# www2 SS DERRYNANE



## CEYLON220 (Feb 19, 2006)

CAN ANY OF YOU OLD SALTS GIVE ME ANY INFORMATION OF THE "DERRYNANE"----MY FATHER SERVED ABOARD HER DURING THE SECOND WW AS A DECK OFFICER. ANY INFORMATION WOULD BE APPRECIATED.(Thumb)


----------



## Hugh MacLean (Nov 18, 2005)

*Derrynane*

Hello 

There were two ships named DERRYNANE.

Built in 1943 as EMPIRE MACALPINE official number 123106 

Merchant Aircraft Carrier 
1943 MOWT managed by Wm Thomson & Co, Edinburgh.(Ben Line) 
1946 McCowen & Gross Ltd, London. Converted to 4970 g.t.cargo ship. 
1947 *DERRYNANE*, same owners. 
1951 *HUNTSBROOK*, Power SS Co.
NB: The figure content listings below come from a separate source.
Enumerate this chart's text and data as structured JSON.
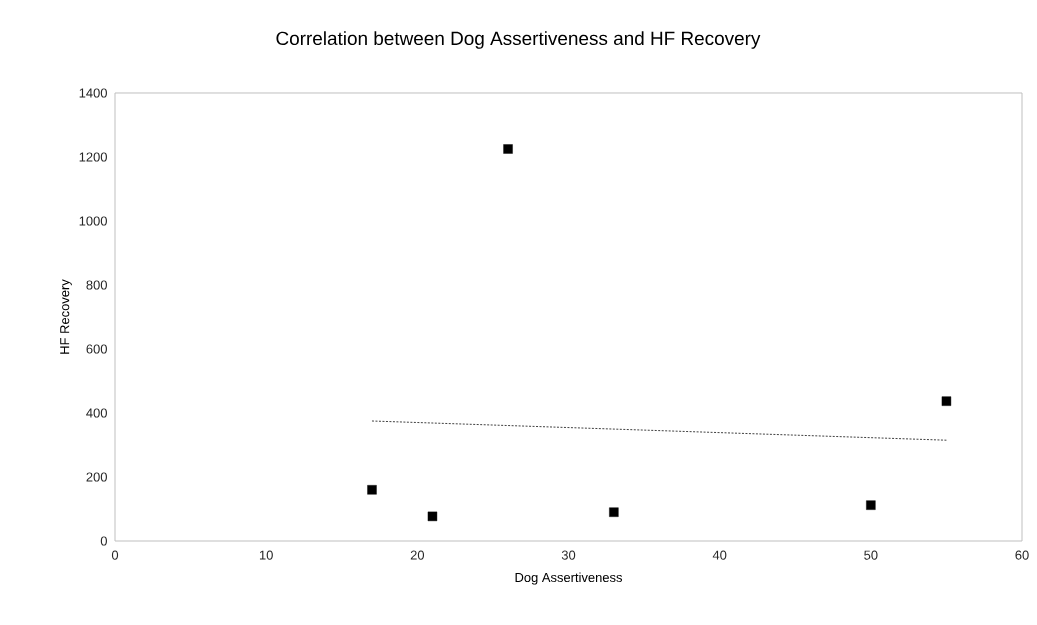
{
  "chart_data": {
    "type": "scatter",
    "title": "Correlation between Dog Assertiveness and HF Recovery",
    "xlabel": "Dog Assertiveness",
    "ylabel": "HF Recovery",
    "xlim": [
      0,
      60
    ],
    "ylim": [
      0,
      1400
    ],
    "xticks": [
      0,
      10,
      20,
      30,
      40,
      50,
      60
    ],
    "yticks": [
      0,
      200,
      400,
      600,
      800,
      1000,
      1200,
      1400
    ],
    "series": [
      {
        "color": "#000000",
        "marker": "square",
        "x": [
          17,
          21,
          26,
          33,
          50,
          55
        ],
        "values": [
          160,
          77,
          1225,
          90,
          112,
          437
        ]
      },
      {
        "type": "line",
        "color": "#404040",
        "line_style": "dotted",
        "marker": "none",
        "x": [
          17,
          55
        ],
        "values": [
          375,
          315
        ]
      }
    ]
  }
}
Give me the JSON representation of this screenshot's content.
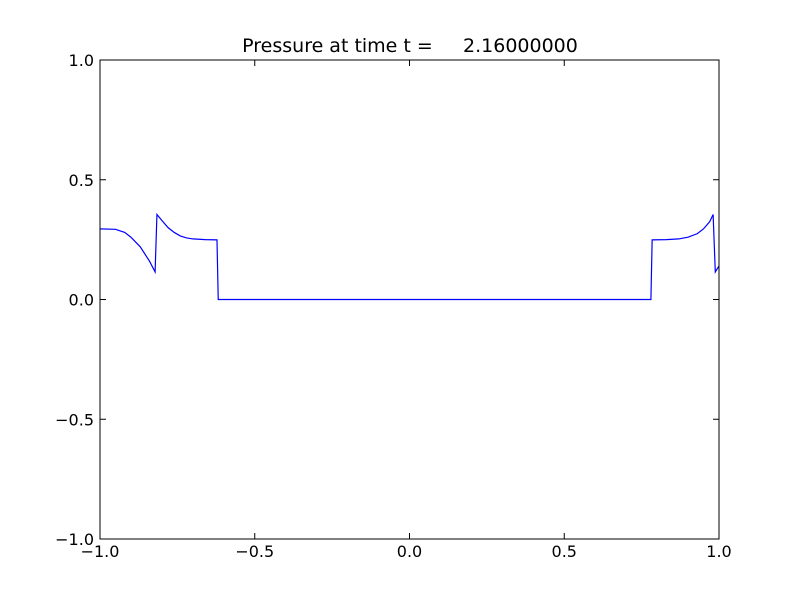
{
  "chart_data": {
    "type": "line",
    "title": "Pressure at time t =     2.16000000",
    "x": [
      -1,
      -0.95,
      -0.92,
      -0.9,
      -0.87,
      -0.84,
      -0.822,
      -0.816,
      -0.8,
      -0.78,
      -0.76,
      -0.74,
      -0.72,
      -0.7,
      -0.66,
      -0.622,
      -0.618,
      0.78,
      0.784,
      0.83,
      0.87,
      0.9,
      0.93,
      0.95,
      0.97,
      0.981,
      0.988,
      1.0
    ],
    "series": [
      {
        "color": "#0000ff",
        "values": [
          0.295,
          0.293,
          0.28,
          0.26,
          0.22,
          0.16,
          0.115,
          0.355,
          0.33,
          0.3,
          0.28,
          0.265,
          0.257,
          0.253,
          0.25,
          0.249,
          0,
          0,
          0.249,
          0.25,
          0.253,
          0.26,
          0.275,
          0.295,
          0.325,
          0.355,
          0.115,
          0.14
        ]
      }
    ],
    "xlim": [
      -1,
      1
    ],
    "ylim": [
      -1,
      1
    ],
    "xticks": [
      {
        "value": -1,
        "label": "−1.0"
      },
      {
        "value": -0.5,
        "label": "−0.5"
      },
      {
        "value": 0,
        "label": "0.0"
      },
      0.5,
      {
        "value": 1,
        "label": "1.0"
      }
    ],
    "yticks": [
      {
        "value": -1,
        "label": "−1.0"
      },
      {
        "value": -0.5,
        "label": "−0.5"
      },
      {
        "value": 0,
        "label": "0.0"
      },
      0.5,
      {
        "value": 1,
        "label": "1.0"
      }
    ],
    "grid": false
  }
}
Ltd. 
1959 *SUVA BREEZE*, South Breeze Nav.Co, Hong Kong. 
1965 San Fernando SS Co, Panama. 
1965 *DJATINGALEH*, chartered to Djakarta Lloyd, Indonesia. 
1966 *SAN ERNESTO*, San Fernando SS Co. 
1968 *PACIFIC ENDEAVOUR*, managed by Jaguar Shipping Corp, Hong Kong. 
1969 Cia.Nueva del Oriente, Panama. 
1970 scrapped Hong Kong.
----------------------------------------

There was a DERRYNANE official number 166532 built in 1938 that was a war loss. 
The German battlecruiser 'Admiral Hipper' sunk the 'ss DERRYNANE' (4,684t) on 12th February 1941. She was travelling in convoy from Lourenco Marques to Immingham. The convoy was attacked about 400 miles SE of the Azores. The DERRYNANE was hit by shell fire and blew up with the loss of all aboard.

Regards


----------



## athinai (Jan 18, 2006)

*Ss Derrynane*

SS DERRYNANE

She belonged to the Limerick Steamship Company, and was on the Ireland UK Continental run, I had many a good night on board when she was running to Liverpool, as my friend was the Chief Officer., I was then with Fyffes on the ''SS Matina'' and Garston Docks and The Queens Docks come to mind. The Limerick Steamship Co., are now long since gone. Derrynane is a small town in South Kerry and she was named after same. 
PS. I AM REFERRING TO SS DERRYNANE OF EVENTS ABOUT 1963 OR THEREABOUTS. 

Regards.


----------



## arthurryan (Feb 16, 2007)

I served on the "Suva Breeze" from Nov 1961 to July 1965 as deck cadet for 17 months and the remainder as Third Mate. She of course was the "Empire Mc Alpine" in her early years. I have a photo of her if anyone is interested and I can figure out how to post a photo.

Happy Days.


----------



## gadgee (Jul 24, 2005)

Moved to ship research. Originally in Shaw Savill Forum but I believe this vessel was never associated with that company.


----------